Как Сашка выполнил свою сольную партию, нам приходилось только догадываться.
Сначала пропал куда-то Сашка. Трест проводил двухдневный семинар плановиков. Потом не получалось у меня. Я срочно вылетел на комбинат железобетонных конструкций. Мы задыхались без материалов, а очередные поставки предполагались только в конце четвертого квартала.
Игин вызвал к себе, вытащил кучу бумаг.
— Видал? — спросил он зло.
— Видал, — ответил я неопределенно…
— Это переписка с поставщиками. За такие вещи судить надо. Но у нас нет времени, мы строители. А теперь иди сюда.
Массивная стена красноречиво увешана выцветшими от солнца графиками.
— Вот объемы… Вот сроки. Вот поставка оборудования. А это… наши слезы, иначе, кривая выполнения плана. Понял?..
— Может, стоит заплакать?..
— Нет, плакать не нужно. Для начала пробей арматуру… И не вздумай вернуться без ничего… Скажи этим крохоборам, что детский комбинат им построят в этом году.
— Толкаете в бездну порока?
— Учу плавать, милый, — ласково заключил Игин. — Поезжай…
Короче, три дня отсутствовал я. Все беспокоился, расскажет без меня. Не рассказал. Молодец! А может, просто не получилось… Уже на следующей неделе в конце рабочего дня встретились на стадионе.
— Поговорим?
— Как знаешь.

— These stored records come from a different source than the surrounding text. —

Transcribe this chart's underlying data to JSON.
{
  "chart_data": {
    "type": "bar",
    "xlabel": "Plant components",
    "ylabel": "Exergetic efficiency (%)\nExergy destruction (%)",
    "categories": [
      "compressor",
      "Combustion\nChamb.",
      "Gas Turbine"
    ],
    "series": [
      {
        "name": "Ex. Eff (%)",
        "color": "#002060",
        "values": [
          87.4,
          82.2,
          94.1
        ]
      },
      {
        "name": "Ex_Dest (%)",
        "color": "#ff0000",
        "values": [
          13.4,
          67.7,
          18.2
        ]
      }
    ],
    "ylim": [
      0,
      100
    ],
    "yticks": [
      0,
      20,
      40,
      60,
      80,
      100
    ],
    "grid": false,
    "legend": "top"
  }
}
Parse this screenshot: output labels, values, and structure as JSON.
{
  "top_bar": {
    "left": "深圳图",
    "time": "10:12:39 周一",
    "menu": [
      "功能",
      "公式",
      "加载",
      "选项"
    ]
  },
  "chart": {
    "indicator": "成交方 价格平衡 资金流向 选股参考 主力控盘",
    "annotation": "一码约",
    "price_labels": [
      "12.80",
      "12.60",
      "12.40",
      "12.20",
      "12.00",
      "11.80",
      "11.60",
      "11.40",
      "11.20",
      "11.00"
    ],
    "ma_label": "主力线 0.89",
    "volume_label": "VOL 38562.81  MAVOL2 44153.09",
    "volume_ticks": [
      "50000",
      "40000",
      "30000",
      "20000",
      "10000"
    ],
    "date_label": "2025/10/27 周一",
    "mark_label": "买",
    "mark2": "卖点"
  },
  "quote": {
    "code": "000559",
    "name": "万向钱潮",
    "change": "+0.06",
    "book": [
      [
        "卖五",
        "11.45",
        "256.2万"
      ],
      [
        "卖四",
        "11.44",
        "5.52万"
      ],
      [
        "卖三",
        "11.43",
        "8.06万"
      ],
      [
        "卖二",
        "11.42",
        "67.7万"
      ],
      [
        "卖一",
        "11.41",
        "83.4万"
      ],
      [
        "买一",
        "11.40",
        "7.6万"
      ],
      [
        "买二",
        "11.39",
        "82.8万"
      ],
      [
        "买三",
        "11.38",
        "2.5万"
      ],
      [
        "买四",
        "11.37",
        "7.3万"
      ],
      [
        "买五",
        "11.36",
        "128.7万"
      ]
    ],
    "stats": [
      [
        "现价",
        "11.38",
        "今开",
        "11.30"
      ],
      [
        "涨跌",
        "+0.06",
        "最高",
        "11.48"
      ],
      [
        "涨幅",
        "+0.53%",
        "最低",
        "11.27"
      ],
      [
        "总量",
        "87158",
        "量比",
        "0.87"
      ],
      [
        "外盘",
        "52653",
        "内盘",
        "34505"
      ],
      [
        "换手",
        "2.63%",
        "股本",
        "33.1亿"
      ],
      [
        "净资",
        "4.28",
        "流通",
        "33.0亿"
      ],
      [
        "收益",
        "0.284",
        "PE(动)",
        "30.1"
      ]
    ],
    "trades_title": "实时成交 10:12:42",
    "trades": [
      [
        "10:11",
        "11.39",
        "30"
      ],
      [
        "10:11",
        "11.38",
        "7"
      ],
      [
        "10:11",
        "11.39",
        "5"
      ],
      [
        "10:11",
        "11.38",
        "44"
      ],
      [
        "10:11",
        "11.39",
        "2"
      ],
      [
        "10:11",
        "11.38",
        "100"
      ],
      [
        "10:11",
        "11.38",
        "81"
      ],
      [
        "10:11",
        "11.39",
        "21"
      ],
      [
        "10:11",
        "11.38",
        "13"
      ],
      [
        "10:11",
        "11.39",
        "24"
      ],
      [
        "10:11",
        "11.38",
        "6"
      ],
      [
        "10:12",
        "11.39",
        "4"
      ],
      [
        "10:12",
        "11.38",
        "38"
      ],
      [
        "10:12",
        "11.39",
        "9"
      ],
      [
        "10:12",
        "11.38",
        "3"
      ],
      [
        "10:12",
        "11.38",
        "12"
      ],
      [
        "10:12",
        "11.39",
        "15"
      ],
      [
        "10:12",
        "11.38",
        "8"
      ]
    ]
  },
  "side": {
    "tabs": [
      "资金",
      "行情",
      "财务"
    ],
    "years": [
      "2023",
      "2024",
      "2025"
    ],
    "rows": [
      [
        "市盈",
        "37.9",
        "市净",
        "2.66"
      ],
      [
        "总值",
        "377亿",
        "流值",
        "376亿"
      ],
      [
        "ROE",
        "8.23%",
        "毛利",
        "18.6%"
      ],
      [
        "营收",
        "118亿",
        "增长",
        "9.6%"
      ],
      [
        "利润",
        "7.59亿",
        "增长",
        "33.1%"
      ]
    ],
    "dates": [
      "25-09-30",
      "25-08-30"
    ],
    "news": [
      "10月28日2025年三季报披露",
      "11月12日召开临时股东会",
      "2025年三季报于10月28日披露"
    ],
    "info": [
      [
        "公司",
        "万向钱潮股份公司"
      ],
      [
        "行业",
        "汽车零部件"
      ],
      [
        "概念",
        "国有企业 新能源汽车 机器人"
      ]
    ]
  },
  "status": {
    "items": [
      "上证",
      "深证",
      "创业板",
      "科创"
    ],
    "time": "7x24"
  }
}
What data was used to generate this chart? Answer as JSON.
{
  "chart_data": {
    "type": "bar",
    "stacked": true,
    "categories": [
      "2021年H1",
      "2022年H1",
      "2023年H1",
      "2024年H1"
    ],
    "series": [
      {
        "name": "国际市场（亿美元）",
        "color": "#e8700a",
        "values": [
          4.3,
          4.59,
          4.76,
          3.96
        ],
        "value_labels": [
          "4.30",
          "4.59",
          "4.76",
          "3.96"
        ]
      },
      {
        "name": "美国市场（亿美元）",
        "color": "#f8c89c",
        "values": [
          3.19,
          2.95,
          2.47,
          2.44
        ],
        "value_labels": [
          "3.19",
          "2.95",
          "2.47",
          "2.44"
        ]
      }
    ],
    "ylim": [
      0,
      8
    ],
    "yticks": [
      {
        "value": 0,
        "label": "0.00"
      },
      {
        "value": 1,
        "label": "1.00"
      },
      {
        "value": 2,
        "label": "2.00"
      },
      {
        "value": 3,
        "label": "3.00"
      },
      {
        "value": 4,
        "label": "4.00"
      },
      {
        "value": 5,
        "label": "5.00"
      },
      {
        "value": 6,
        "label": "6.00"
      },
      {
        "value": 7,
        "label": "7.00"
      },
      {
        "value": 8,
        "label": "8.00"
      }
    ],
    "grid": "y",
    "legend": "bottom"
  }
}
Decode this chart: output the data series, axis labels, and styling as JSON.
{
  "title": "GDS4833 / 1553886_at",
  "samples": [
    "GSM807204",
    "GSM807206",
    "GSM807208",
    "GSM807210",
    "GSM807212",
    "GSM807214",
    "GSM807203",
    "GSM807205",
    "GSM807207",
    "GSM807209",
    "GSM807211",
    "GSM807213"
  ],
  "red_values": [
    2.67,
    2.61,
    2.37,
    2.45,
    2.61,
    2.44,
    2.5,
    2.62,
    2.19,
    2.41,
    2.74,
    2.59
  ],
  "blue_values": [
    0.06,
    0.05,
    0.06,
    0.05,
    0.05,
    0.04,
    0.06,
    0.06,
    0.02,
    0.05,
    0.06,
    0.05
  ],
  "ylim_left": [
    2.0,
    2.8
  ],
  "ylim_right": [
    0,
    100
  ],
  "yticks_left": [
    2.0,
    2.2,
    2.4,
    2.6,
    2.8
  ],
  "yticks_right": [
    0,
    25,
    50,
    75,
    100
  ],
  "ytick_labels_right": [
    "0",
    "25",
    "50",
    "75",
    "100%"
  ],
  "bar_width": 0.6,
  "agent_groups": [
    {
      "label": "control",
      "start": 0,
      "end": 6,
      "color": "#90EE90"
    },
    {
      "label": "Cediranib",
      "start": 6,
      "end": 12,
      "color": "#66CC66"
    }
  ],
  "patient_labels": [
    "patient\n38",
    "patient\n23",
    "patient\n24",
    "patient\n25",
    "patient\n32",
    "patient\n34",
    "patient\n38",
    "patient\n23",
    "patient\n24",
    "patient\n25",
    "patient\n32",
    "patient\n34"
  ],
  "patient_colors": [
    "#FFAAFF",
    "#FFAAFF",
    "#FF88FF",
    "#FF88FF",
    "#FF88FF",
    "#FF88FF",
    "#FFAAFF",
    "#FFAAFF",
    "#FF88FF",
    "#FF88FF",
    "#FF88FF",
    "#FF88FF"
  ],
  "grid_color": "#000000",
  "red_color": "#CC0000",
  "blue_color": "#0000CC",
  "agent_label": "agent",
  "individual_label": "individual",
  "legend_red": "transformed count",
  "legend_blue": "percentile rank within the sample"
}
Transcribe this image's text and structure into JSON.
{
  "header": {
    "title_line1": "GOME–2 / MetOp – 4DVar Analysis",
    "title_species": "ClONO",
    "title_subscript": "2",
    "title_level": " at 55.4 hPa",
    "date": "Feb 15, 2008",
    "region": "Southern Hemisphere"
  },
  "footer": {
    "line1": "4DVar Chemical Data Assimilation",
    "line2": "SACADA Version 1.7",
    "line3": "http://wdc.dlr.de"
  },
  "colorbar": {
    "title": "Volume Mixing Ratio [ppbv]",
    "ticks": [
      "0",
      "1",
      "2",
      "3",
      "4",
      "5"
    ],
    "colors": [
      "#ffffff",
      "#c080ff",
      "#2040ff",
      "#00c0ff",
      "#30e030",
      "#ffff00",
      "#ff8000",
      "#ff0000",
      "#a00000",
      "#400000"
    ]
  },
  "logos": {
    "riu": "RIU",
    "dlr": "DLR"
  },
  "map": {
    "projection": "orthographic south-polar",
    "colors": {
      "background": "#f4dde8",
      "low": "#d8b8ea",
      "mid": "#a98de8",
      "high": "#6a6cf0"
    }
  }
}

Ты молчишь. Нам неудобно расспрашивать…
Сашка презрительно оттопырил губы…
— Молчу… Кому рассказывать-то? Лешка, как затравленный снабженец, мечется по параллелям и меридианам. Я, как интеллигентный плановый работник, выступаю с докладом о прогрессивных формах планирования строительных работ… Учу людей, между прочим. А этот хулиган-одиночка слоняется без дела. Почти женатый человек, а дома не ночует. Сейчас вот пойду и позвоню Ирине. Съел!
Димкино лицо не меняет цвета, но приходит в непонятное движение.
— Саша, ты меня любишь? Не то слово. Страдания иссушили душу мою.
— Ты знаешь, что такое хук?
— Ну вот, пожалуйста, хук, апперкот, отжимаю левой. С кем я вожу знакомство? Бедная мама, она не перенесла бы этого позора…
— Надо смеяться?
— Это по способностям.
— Итак, ты ему сказал все… Твоя обвинительная речь заставила рыдать присутствующих.
— Нет, — сморщился Сашка. — Я ему ничего не сказал…
— То есть как?
— А так… я рассказал свое воспоминание детства…
Я посмотрел на Димку. Димка посмотрел на Сашку. Потом мы сделали это еще раз, но уже в обратном порядке.
— Воспоминания детства?
— Ага, детства.
— И он тебя понял.
— Не знаю. Он меня выслушал очень внимательно. Между прочим, меня все слушают внимательно, прошу занести в протокол.
— Видимо, твой рассказ не будет опубликован отдельной книгой, так что не обижай друзей, поведай устно.
Сашка улыбается хитро и по-доброму, как может улыбаться только Сашка.
— Понимаешь, — сказал я ему. — Настоящее лишь приходит на смену прошлому, оно не начинается с нуля.
Мы переглядываемся с Димкой. Не очень понятно, что следует делать нам. Удивляться, задавать вопросы, ждать, когда Сашка заговорит снова. А он, как назло, молчит. И тогда не выдерживает Димка.
— И это все?
— Нет, я рассказал ему о своем детстве.
— Что за чертовщина?
Димка пожимает плечами: «Час от часу не легче. Ну при чем здесь твое детство?» Сашка по-прежнему улыбчив и безмятежен.
— Берегите нервы, Дима. Когда я замечаю в подворотнях наших домов расклешенных мальчиков с гитарами наперевес, мне невольно вспоминается детство… Наше детство. Было такое время, когда мы, салажистые пацаны, ошивались на базарах, со смаком горланили полублатные песни, и наши глаза лопались от восторга и зависти, если кому-то из нас выпадал случай достать рентгеновскую пленку с записью Лещенко.
Столь странные увлечения находились под строжайшим запретом и потому интриговали нас до отчаяния. Прошедшие все и все наши родители были неутомимы: сначала восстанавливали, потом строили, потом реконструировали, наращивали темпы. Они вечно были заняты, куда-то спешили. И мы привыкли к этому. Однажды, заметив нас, родители удивлялись до невероятности.